Citing dramatically high costs and interference with quality improvements, the AMA on Wednesday continued its efforts to stop ICD-10 implementation in a letter urging U.S. Department of Health and Human Services (HHS) Secretary Kathleen Sebelius to reconsider the mandated transition to the new code set, currently scheduled for Oct. 1.

In the letter, AMA CEO and Executive Vice President James L. Madara, MD, outlines the considerable drawbacks of requiring physicians to comply with the new code set by the Oct. 1 deadline.

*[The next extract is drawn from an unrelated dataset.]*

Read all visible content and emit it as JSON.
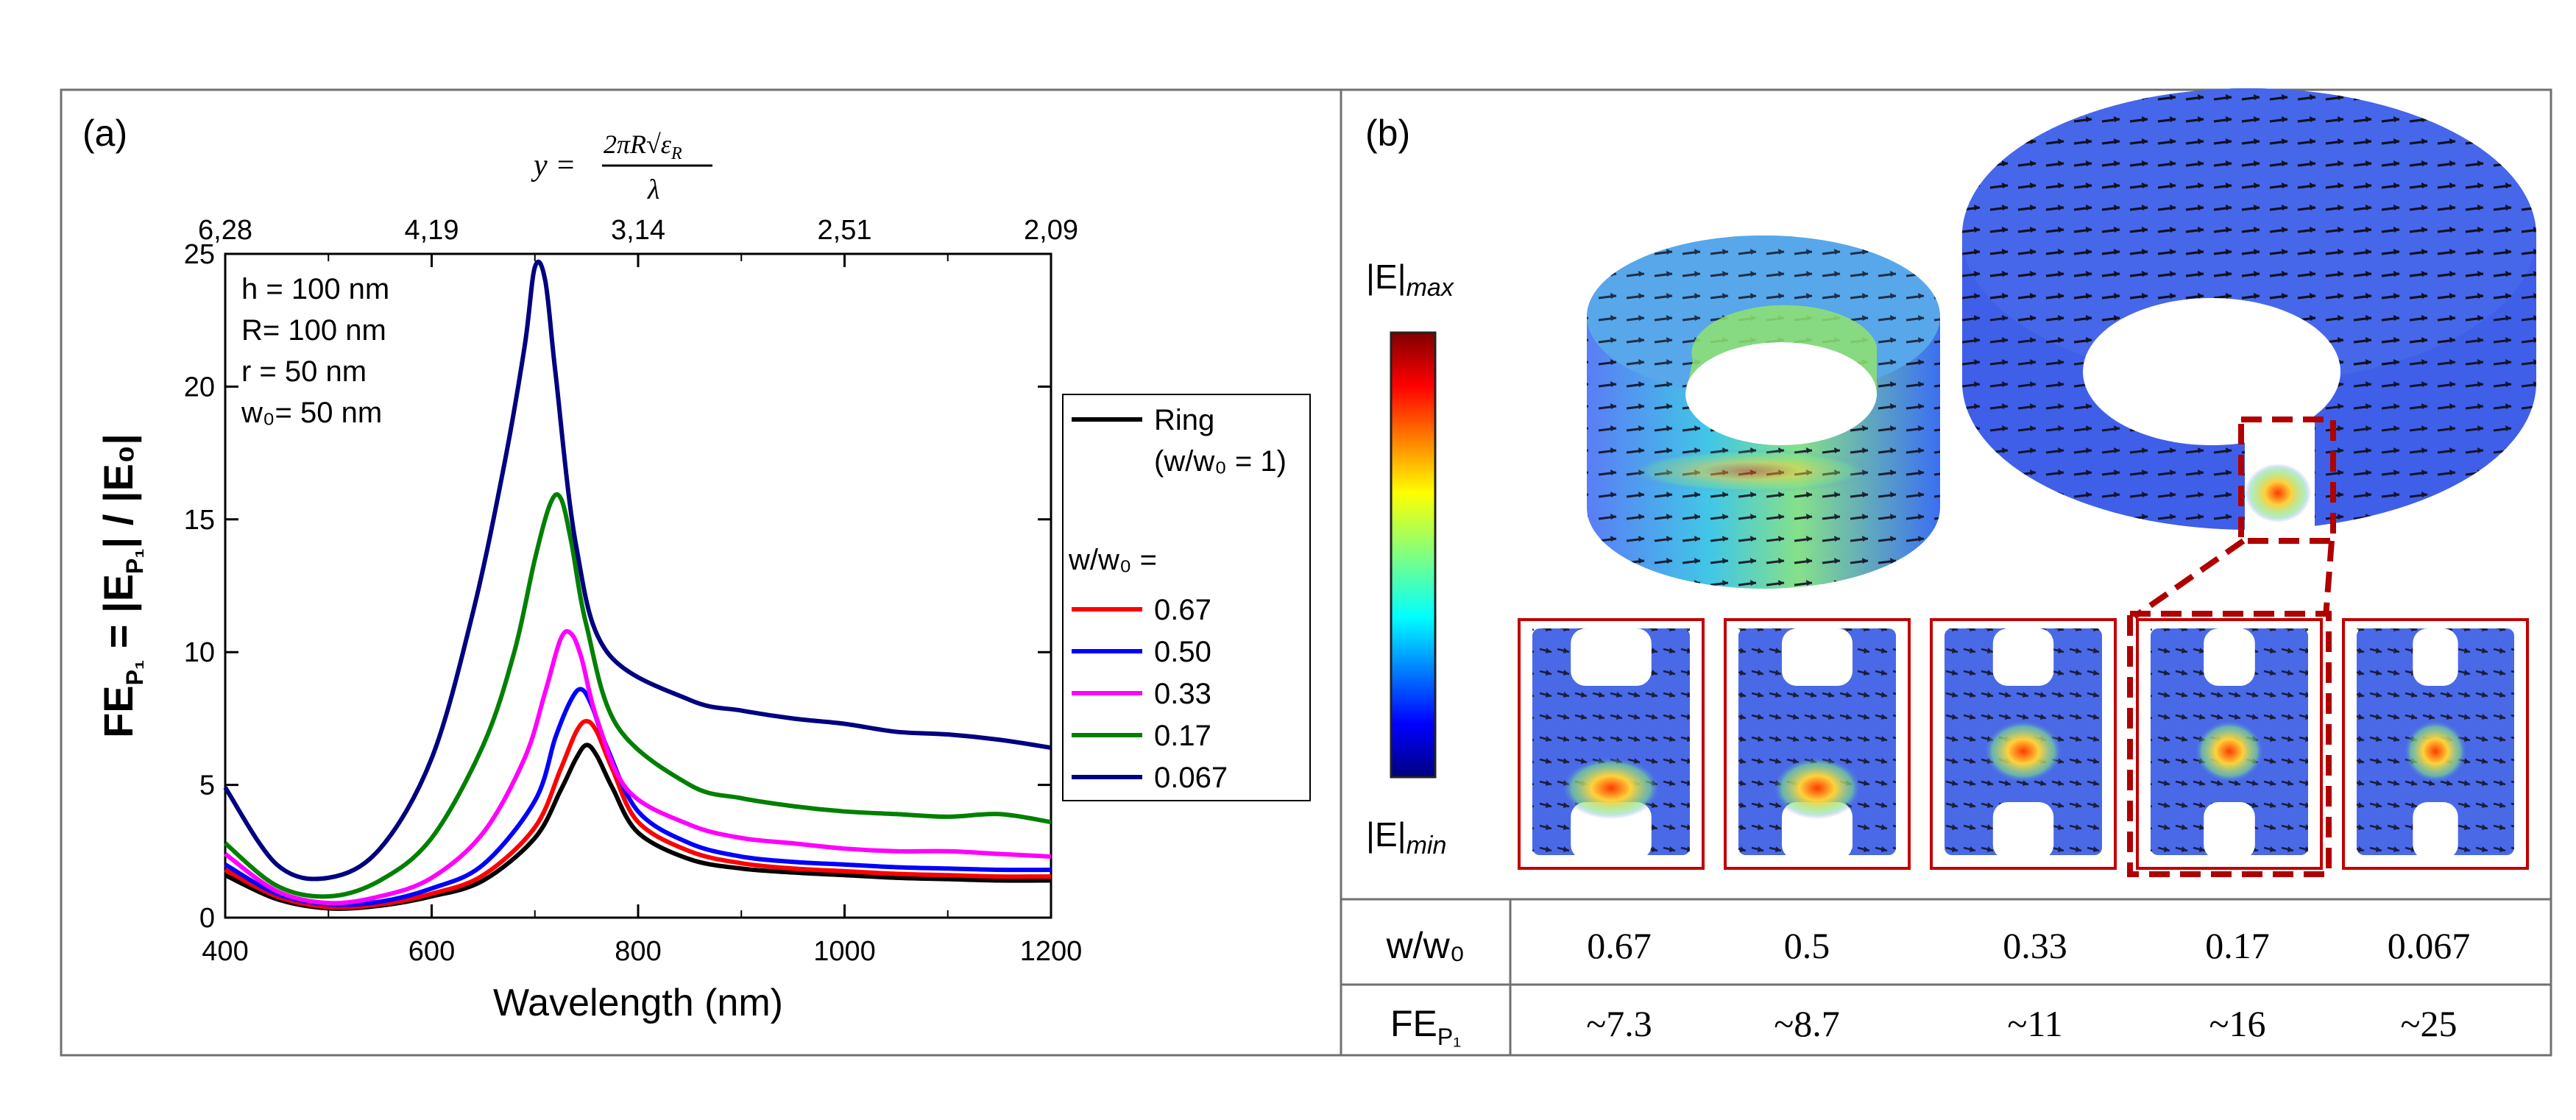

“Physicians are being asked to assume this burdensome requirement at the same time they are being required to adopt new technology, re-engineer workflow and reform the way they deliver care; all of which are interfering with their ability to care for patients and make investments to improve quality,” Dr. Madara said in the letter.

According to an AMA study released Wednesday, the cost to meet the ICD-10 requirements is dramatically higher than previously estimated. A small physician practice, for instance, can expect to spend anywhere from $56,639 to $226,105 to prepare for the new code set.

The letter emphasizes that ICD-10 implementation will be financially disastrous for physicians and impede progress to a performance-based environment. 

“Given the significant cash flow interruptions stemming from previous Health Insurance Portability and Accountability Act (HIPAA) mandates, we expect the financial impact of ICD-10 on physicians will continue well beyond the Oct. 1, 2014, implementation date,” the letter states.

Meanwhile, the absence of true end-to-end testing means physicians will be able to determine only whether their claim will be received—no information will be given about whether the claim will be paid, how much will be paid or whether the correct code was used in the limited testing the agency has agreed to facilitate.

“Adopting ICD-10 … is unlikely to improve the care physicians provide their patients and takes valuable resources away from implementing delivery reforms and health information technology,” the letter states.